The authoress is learned and she has done her best to establish difficult propositions,
but she has not the gift of style, and her book is hard reading. She professedly confines
herself to the " young " Hegel, by which she means the Hegel of the Jugendschriften,
the Jena essays, and the Phenomenology. She does, however, draw on the Logic, the
Encyclopaedia, and the History of Philosophy. It may therefore be a pity that she did
not deal simply with all those passages in Hegel's works where he is explicitly expounding Kant, or differing from him, or criticizing him. The major part of her book deals
with the Phenomenology in which Kant is occasionally alluded to by implication, though
never by name, and in which the adjective 'Kantian' occurs but twice.
As may be expected, the authoress can draw attention to several places where
Hegel's criticism of Kant, or difference from him (between these attitudes she does
not distinguish), demand a verdict in Kant's favour. I quote only three examples:
(i) In the Jena Logic Hegel's criticism of Kant on cause and effect ignores Kant's schematism and his association of this category with time. (ii) Hegel's criticism of the
well-known " otherwise there would be no deposits " in K.p. V. takes no account of
what follows. Kant's expression of his point may be unfortunate, but his meaning is
that if there are deposits, then they involve binding obligations, and this is immune
from Hegel's criticism. This point against Hegel is put more clearly and more succinctly in J. Maier's Hegel's Criticism of Kant, which is not included in the authoress's
bibliography. (iii) Hegel has not grasped Kant's doctrine of the Kingdom of Ends
which is expounded in the Grundlegung, and the authoress can quote many passages
from that work to confute things said in the Phenomenology. It has always seemed
strange to me that Hegel never mentions or even seems to have been acquainted with
the Grundlegung. It appeared when he was still a schoolboy and he may have regarded
it as superseded by K.p. V.
That Hegel was misled by Fichte does not appear to be proved. If both these
philosophers misinterpreted Kant, they did so independently. Hegel read Kant at
Tiibingen, and he had twice studied K.p. V. before he ever read Fichte (the evidence
is clear in his correspondence with Schelling and Holderlin). His acceptance of K.p. V.
is writ large in the earlier Jugendschriften; his admiration of Kant's book on religion
is clear in a letter of 1794. By 1800, however, he had come to believe that beyond
Kant's Moralitdt there was a higher moral sphere, which later he was to call Sittlichkeit.

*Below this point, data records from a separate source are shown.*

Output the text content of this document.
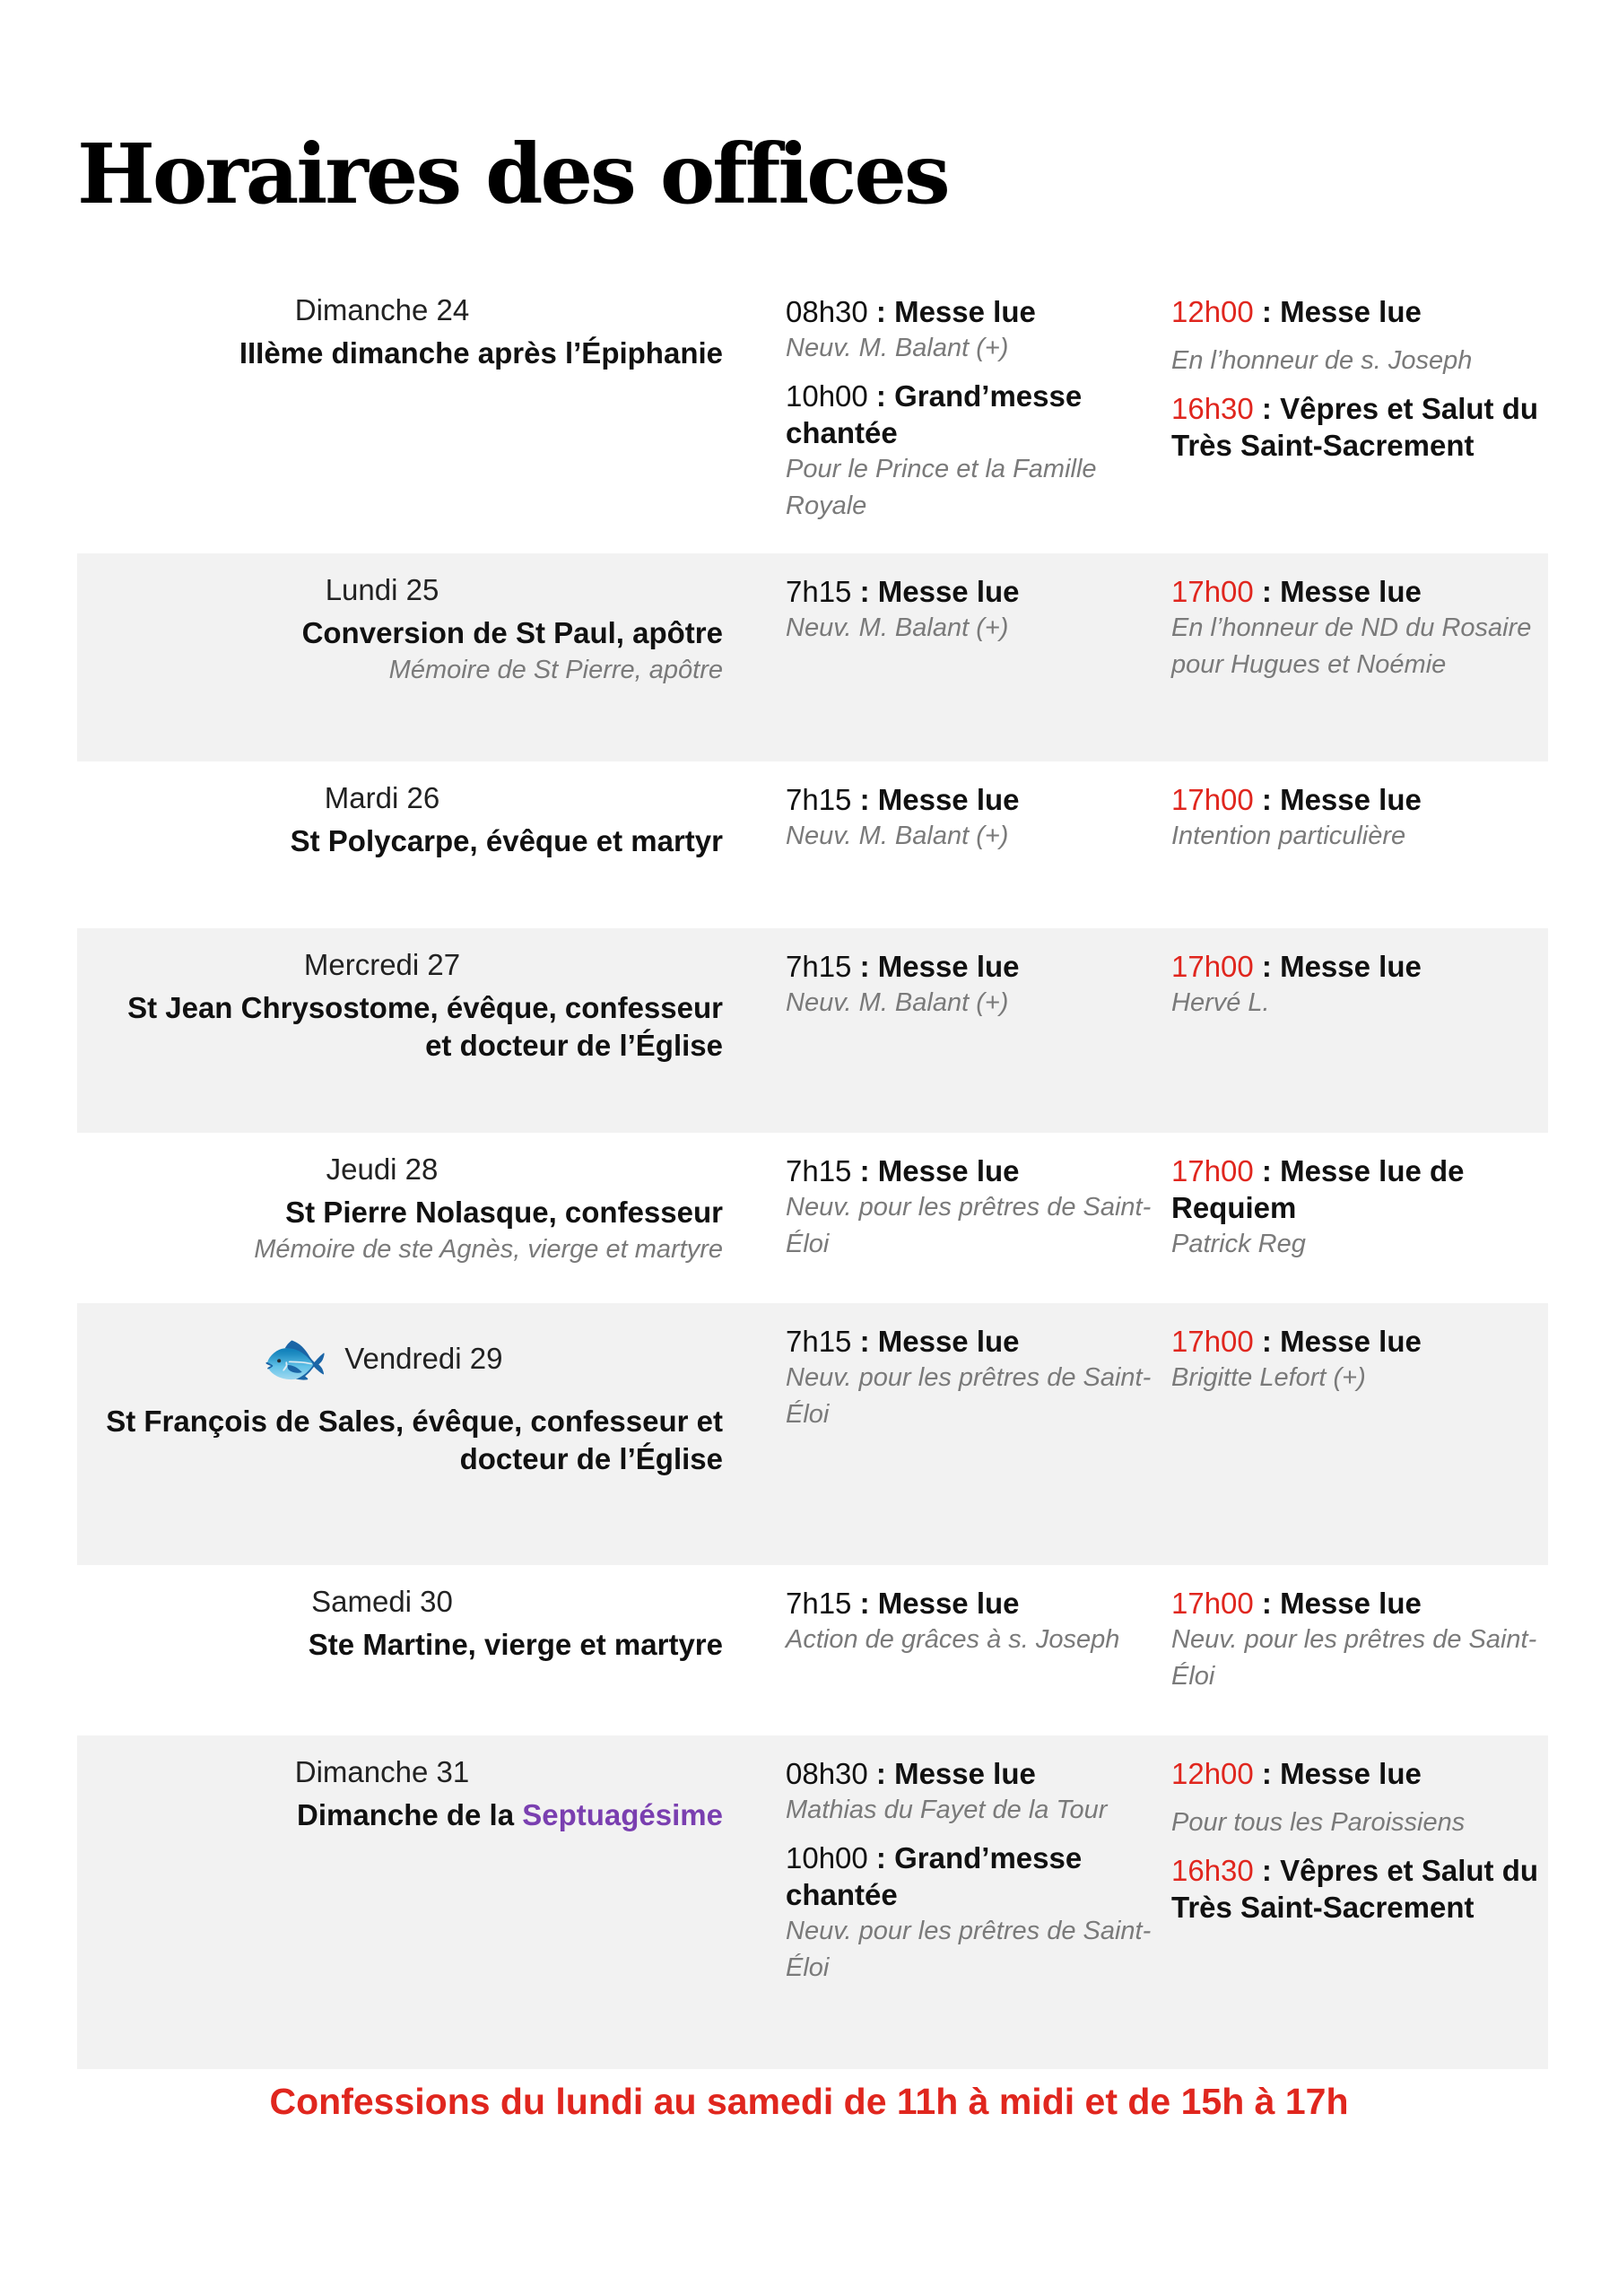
Horaires des offices
Dimanche 24
IIIème dimanche après l’Épiphanie
08h30 : Messe lue
Neuv. M. Balant (+)
10h00 : Grand’messe chantée
Pour le Prince et la Famille Royale
12h00 : Messe lue
En l’honneur de s. Joseph
16h30 : Vêpres et Salut du Très Saint-Sacrement
Lundi 25
Conversion de St Paul, apôtre
Mémoire de St Pierre, apôtre
7h15 : Messe lue
Neuv. M. Balant (+)
17h00 : Messe lue
En l’honneur de ND du Rosaire pour Hugues et Noémie
Mardi 26
St Polycarpe, évêque et martyr
7h15 : Messe lue
Neuv. M. Balant (+)
17h00 : Messe lue
Intention particulière
Mercredi 27
St Jean Chrysostome, évêque, confesseur et docteur de l’Église
7h15 : Messe lue
Neuv. M. Balant (+)
17h00 : Messe lue
Hervé L.
Jeudi 28
St Pierre Nolasque, confesseur
Mémoire de ste Agnès, vierge et martyre
7h15 : Messe lue
Neuv. pour les prêtres de Saint-Éloi
17h00 : Messe lue de Requiem
Patrick Reg
🐟 Vendredi 29
St François de Sales, évêque, confesseur et docteur de l’Église
7h15 : Messe lue
Neuv. pour les prêtres de Saint-Éloi
17h00 : Messe lue
Brigitte Lefort (+)
Samedi 30
Ste Martine, vierge et martyre
7h15 : Messe lue
Action de grâces à s. Joseph
17h00 : Messe lue
Neuv. pour les prêtres de Saint-Éloi
Dimanche 31
Dimanche de la Septuagésime
08h30 : Messe lue
Mathias du Fayet de la Tour
10h00 : Grand’messe chantée
Neuv. pour les prêtres de Saint-Éloi
12h00 : Messe lue
Pour tous les Paroissiens
16h30 : Vêpres et Salut du Très Saint-Sacrement
Confessions du lundi au samedi de 11h à midi et de 15h à 17h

Consequently in some of his criticisms of Kant's ethics, he was standing on ground
that was not Kant's.
I suggest that an understanding and evaluation of the young Hegel's criticism of
Kant depends on answering a question which the authoress does not raise, namely:
How did the enthusiastic Kantian of 1794 become a critic of Kant by 1800 ? My answer
would attach far more importance to his study of religion, history, and Greek philosophy
than to the supposed influence of Fichte, Holderlin, and Schelling.

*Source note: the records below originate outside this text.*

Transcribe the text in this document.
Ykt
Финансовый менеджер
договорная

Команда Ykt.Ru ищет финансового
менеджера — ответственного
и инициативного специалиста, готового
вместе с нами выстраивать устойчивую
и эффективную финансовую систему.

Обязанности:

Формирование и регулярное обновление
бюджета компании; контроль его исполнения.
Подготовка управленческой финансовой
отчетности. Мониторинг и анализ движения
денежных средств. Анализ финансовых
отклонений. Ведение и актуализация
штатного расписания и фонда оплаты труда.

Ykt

To suppose that Hegel, influenced by Fichte, misunderstood Kant is like supposing
(as has happened) that a twentieth century critic can understand Plato better than
Aristotle did. Hegel was steeped in Kant : Kant, he said, was his education. He revered
Kant as the founder of German philosophy, a master whom Hegel's contemporaries
were ignoring. Many, he said, would think his numerous references to Kant superfluous,
but he persisted because, in his view, for all his difference from his master, Kant was
the Bahnbrecher.
Of course Hegel's presuppositions and standpoint were not Kant's. He thought
that Fichte had "completed"
the Critical Philosophy. Kant thought differently.
Thus it is not surprising that Professor Br6cker should say that there was no real
conversation between Kant and Hegel. C. Stommel said the same in a Halle Dissertation in 1876. He is quoted in Wyneken's Hegels Kritik Kants (1898), but that is not
in the authoress's bibliography either.